А между тем на периферии сознания оставалось все то же свечение, но только внезапно, между двумя воспоминаниями, он понял, что оно несколько изменилось.
Поначалу яркий свет лился отовсюду и везде был одинаковым. Сияющая тишина. Беспредельная и равномерная. И в целом свет по-прежнему выглядел безупречным, а источник его неясным. Но в то же время складывалось впечатление, что, оставаясь таким же, каким было всегда, это безмятежное, не знающее границ блаженство и знание вдруг стали сдерживаться проникновением в него какой-то активности. Но активности, имевшей ту же структуру, подобие живой решетки в пространстве – повсеместной, бесконечно сложной, необычайно хрупкой. Безразмерная, во всю ширь раскинутая паутина, то сплетающаяся в узлы, то расходящаяся, состоящая из параллелей и спиралей, причудливых фигур и их странным образом искаженных проекций. Но все это сияло, двигалось, жило.
И снова единственный фрагмент своего существа вернулся к нему – все тот же, но теперь неким образом связанный с определенной фигурой в той яркой, тончайшим образом сплетенной решетке, нашедший определенное место на одном из бесчисленных уплотненных наростов паутины непрерывно пересекающегося движения.
«Назад и вниз», а потом неожиданный торжествующий смех.
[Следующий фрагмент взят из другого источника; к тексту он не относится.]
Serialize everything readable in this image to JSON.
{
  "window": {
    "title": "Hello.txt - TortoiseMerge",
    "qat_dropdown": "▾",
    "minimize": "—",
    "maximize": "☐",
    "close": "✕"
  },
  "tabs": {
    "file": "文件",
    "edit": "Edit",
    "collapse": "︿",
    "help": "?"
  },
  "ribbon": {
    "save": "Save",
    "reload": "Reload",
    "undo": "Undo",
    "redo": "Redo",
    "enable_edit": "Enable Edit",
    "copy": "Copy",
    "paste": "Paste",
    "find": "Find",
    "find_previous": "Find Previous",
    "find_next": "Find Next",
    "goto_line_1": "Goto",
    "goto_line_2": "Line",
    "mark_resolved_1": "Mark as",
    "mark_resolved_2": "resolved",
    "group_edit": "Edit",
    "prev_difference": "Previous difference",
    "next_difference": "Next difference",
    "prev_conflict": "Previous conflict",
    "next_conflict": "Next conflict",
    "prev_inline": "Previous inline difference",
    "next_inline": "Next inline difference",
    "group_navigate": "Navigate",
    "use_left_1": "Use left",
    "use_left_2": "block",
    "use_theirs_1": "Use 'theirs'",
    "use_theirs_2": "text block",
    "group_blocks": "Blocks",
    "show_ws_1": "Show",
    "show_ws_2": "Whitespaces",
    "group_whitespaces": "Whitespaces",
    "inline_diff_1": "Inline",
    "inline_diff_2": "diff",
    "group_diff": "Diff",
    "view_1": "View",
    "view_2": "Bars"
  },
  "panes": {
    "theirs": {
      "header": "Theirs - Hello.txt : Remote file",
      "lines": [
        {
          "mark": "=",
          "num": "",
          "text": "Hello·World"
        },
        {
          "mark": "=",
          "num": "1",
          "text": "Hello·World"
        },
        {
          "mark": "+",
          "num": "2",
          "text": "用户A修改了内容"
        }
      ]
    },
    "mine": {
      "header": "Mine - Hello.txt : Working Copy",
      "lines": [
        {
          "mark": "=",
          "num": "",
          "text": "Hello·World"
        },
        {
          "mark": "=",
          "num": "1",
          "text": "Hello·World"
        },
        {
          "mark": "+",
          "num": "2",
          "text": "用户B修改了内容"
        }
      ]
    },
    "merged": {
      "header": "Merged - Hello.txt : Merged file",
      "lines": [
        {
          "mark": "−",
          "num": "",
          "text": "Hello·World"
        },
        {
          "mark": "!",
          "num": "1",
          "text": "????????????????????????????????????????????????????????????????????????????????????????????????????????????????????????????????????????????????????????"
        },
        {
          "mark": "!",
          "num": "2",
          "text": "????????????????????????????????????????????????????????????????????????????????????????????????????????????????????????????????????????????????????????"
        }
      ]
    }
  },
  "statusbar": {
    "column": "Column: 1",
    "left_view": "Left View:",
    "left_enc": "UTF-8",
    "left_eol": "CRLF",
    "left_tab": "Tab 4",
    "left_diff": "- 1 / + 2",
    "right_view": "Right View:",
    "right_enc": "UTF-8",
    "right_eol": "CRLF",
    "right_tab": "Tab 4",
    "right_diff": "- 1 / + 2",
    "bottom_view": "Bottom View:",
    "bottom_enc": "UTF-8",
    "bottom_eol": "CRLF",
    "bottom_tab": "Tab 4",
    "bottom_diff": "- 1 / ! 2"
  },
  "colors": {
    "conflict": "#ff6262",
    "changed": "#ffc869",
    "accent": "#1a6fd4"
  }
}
Но эта структурная часть переплетения оказалась проекцией другой, где он вдруг нашел еще один, но более крупный фрагмент своей личности – и это тоже было воспоминание: образ маленького мальчика, пытающегося выбраться из канавы с водой, до колен промокшего и покрытого грязью. «Попался, Джон, попался!» – в воспоминании кричал он сам, а когда мальчик сказал: «Прыгай тоже, ты, трус несчастный», он снова крикнул: «Попался!» – и залился смехом.
Этот смех вернул сначала сигару, всю обслюнявленную, а еще ближе к центру необъятной решетки – память об ощущении большого пальца между губами, об удовольствии долгого сидения на унитазе за чтением «Журнала для мальчиков» и сладости торчащего во рту длинного лакричного леденца.
А стоило переместиться от проекции к проектору, как возник крупный образ существа из крепкой плоти, пропахшего дезинфицирующим мылом. И когда у него ничего не получилось на ночном горшке, фрейлейн Анна уложила его себе на колени и дважды отшлепала по попке, оставив затем лицом вниз на скамье, пока ходила за Spritze. Да, за Spritze, за Spritze… Только у этого было другое, английское название, потому что мама сама доставляла ему болезненно-приятное ощущение, когда ставила клизму. И когда такое происходило, то преобладал запах не дезинфекции, а фиалкового корня. И хотя он, конечно, мог бы при желании все сделать на горшке, все равно не делал… Ради этого мучительного удовольствия.
Линии света жизни рассеялись, чтобы затем сойтись в другой узел, и теперь это были не фрейлейн Анна и не мама. Возник образ Мими. Spicciati, Bebino! И в приливе радостных эмоций он вспомнил халатик цвета красного вина, тепло и упругость кожи под покровом шелка.
Сквозь щели в решетке он различал и другой аспект сияния света – полную и равнодушную тишину, красоту во всей аскетической простоте, но все равно такую манящую, желанную, неотразимо привлекательную.